Cambodians demand apology over altered images of genocide victims

Cambodians are demanding an apology after an Irish artist altered images of the country’s genocide victims, including digitally colouring and adding smiles to prisoners facing execution.

As of Monday, a petition calling for the artist, Matt Loughrey to apologise had received almost 1,400 signatures, dpa news agency reported.

It also called for an apology from media outlet VICE, which published the photos on April 9.

The article has since been removed, with VICE issuing a statement expressing regret and promising an investigation.

The photos of prisoners were taken at the notorious S-21 prison in Phnom Penh run by the ultra-Maoist Khmer Rouge.

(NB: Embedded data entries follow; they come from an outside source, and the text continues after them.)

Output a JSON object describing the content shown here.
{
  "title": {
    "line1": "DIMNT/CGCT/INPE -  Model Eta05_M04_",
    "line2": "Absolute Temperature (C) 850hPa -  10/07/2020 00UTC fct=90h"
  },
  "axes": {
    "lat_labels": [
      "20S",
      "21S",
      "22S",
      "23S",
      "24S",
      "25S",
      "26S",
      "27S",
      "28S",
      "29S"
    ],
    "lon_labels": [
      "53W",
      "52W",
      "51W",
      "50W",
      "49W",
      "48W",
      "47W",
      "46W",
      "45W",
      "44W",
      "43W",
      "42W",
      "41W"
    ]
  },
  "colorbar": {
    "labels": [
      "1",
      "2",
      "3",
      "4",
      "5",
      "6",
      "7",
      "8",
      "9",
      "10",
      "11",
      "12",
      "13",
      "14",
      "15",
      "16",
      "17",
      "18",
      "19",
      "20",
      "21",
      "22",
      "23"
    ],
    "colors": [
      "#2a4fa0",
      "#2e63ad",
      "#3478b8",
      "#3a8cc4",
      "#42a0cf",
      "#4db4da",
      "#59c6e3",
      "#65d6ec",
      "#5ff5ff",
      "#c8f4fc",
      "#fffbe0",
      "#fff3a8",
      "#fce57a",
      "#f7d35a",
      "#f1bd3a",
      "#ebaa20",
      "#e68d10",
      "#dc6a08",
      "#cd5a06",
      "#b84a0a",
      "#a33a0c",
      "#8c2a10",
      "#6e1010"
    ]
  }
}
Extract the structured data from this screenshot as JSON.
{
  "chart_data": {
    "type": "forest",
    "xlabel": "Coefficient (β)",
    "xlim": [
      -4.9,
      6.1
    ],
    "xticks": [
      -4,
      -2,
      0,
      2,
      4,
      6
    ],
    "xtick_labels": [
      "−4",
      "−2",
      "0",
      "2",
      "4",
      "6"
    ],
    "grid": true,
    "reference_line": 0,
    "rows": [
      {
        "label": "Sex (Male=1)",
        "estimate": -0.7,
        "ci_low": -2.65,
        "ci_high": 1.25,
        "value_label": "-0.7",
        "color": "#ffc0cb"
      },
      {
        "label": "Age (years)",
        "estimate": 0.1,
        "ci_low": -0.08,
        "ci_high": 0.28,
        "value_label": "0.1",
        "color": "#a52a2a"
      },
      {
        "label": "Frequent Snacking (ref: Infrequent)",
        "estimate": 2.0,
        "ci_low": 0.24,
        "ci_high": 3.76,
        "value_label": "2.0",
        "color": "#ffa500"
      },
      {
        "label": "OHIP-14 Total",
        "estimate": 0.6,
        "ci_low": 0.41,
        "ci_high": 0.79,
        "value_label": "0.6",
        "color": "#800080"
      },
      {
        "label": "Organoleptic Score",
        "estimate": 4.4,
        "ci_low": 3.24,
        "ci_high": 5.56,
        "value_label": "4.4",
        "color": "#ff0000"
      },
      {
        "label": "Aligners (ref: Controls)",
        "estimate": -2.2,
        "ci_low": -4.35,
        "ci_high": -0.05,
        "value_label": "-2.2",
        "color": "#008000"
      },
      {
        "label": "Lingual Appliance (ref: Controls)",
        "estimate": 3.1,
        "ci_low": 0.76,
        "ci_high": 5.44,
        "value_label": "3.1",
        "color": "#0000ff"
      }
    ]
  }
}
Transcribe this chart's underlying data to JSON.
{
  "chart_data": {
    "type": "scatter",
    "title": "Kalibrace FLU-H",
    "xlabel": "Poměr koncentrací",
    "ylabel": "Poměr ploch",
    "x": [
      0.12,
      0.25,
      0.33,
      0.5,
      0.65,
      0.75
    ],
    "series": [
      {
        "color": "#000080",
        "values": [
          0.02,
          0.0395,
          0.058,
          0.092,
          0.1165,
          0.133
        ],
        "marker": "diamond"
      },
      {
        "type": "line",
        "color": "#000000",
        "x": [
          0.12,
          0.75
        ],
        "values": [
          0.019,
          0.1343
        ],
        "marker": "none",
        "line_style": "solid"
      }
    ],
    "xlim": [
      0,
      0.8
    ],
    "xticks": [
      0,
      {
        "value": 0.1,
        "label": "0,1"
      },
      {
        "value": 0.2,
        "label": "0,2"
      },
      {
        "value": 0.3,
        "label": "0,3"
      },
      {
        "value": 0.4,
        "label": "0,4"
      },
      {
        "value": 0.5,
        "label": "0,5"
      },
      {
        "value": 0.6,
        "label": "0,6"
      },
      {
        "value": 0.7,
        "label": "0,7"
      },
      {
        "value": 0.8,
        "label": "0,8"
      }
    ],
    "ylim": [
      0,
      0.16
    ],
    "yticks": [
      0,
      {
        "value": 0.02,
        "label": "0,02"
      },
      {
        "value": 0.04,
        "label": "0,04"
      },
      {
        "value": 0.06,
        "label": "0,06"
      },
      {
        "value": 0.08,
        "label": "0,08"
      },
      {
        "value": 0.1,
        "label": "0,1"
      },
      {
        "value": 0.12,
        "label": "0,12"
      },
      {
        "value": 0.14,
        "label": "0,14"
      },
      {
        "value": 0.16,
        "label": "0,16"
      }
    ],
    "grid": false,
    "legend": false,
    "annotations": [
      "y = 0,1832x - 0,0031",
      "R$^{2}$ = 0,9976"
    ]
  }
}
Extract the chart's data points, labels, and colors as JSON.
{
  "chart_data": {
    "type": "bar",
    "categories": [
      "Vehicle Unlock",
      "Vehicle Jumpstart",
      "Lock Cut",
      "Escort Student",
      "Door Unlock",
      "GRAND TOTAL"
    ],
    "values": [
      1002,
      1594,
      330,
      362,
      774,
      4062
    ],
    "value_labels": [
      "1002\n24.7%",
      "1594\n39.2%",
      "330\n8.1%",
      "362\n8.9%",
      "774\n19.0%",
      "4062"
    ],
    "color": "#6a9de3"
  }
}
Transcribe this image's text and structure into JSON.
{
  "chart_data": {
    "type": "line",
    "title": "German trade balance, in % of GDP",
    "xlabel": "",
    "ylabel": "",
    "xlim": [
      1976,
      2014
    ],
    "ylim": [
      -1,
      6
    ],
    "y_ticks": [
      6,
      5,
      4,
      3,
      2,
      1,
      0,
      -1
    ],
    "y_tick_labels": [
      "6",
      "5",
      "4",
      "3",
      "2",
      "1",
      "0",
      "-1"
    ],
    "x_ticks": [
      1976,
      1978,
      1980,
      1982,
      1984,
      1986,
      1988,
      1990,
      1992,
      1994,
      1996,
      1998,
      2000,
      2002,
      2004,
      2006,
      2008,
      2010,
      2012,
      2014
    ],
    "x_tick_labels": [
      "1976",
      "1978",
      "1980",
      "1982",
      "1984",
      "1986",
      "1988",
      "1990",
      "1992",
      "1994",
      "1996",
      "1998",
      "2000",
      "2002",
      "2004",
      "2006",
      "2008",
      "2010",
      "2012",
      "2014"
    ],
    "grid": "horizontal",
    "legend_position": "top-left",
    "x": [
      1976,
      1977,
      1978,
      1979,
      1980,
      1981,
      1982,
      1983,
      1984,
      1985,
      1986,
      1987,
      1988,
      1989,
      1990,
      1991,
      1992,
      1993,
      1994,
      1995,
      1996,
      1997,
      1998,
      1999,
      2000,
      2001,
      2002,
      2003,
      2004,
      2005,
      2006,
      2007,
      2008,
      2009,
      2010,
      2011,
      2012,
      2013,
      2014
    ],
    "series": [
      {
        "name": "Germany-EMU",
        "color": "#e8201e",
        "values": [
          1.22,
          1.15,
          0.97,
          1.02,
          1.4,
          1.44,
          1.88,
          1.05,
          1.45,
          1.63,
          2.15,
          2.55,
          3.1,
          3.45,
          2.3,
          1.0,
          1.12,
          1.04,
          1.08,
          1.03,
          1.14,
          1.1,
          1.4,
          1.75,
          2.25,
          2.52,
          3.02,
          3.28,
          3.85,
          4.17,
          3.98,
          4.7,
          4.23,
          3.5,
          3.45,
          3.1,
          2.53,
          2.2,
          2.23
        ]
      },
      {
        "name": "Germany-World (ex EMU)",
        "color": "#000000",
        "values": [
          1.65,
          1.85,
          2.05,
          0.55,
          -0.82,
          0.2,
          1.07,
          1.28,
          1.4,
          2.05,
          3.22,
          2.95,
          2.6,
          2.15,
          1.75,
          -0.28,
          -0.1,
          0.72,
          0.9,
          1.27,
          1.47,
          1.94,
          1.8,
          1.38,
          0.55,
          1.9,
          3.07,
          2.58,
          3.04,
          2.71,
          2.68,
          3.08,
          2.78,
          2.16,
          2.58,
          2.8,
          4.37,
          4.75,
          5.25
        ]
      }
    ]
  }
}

In power between 1975 and 1978, the communists oversaw the deaths of more than 1.5 million Cambodians by starvation, disease and execution.

The VICE article also included false information about one of the genocide victims, whose relative took to social media to correct the record.

In a statement on Sunday, the Ministry of Culture and Fine Arts called the pictures “a violation of the dignity of Cambodian genocide victims”.

“These photos minimise the harm and violence that these prisoners absorbed,” said one of the petitioners, Randy Kim, a board member of the National Cambodian Heritage Museum and the son of a Khmer Rouge survivor.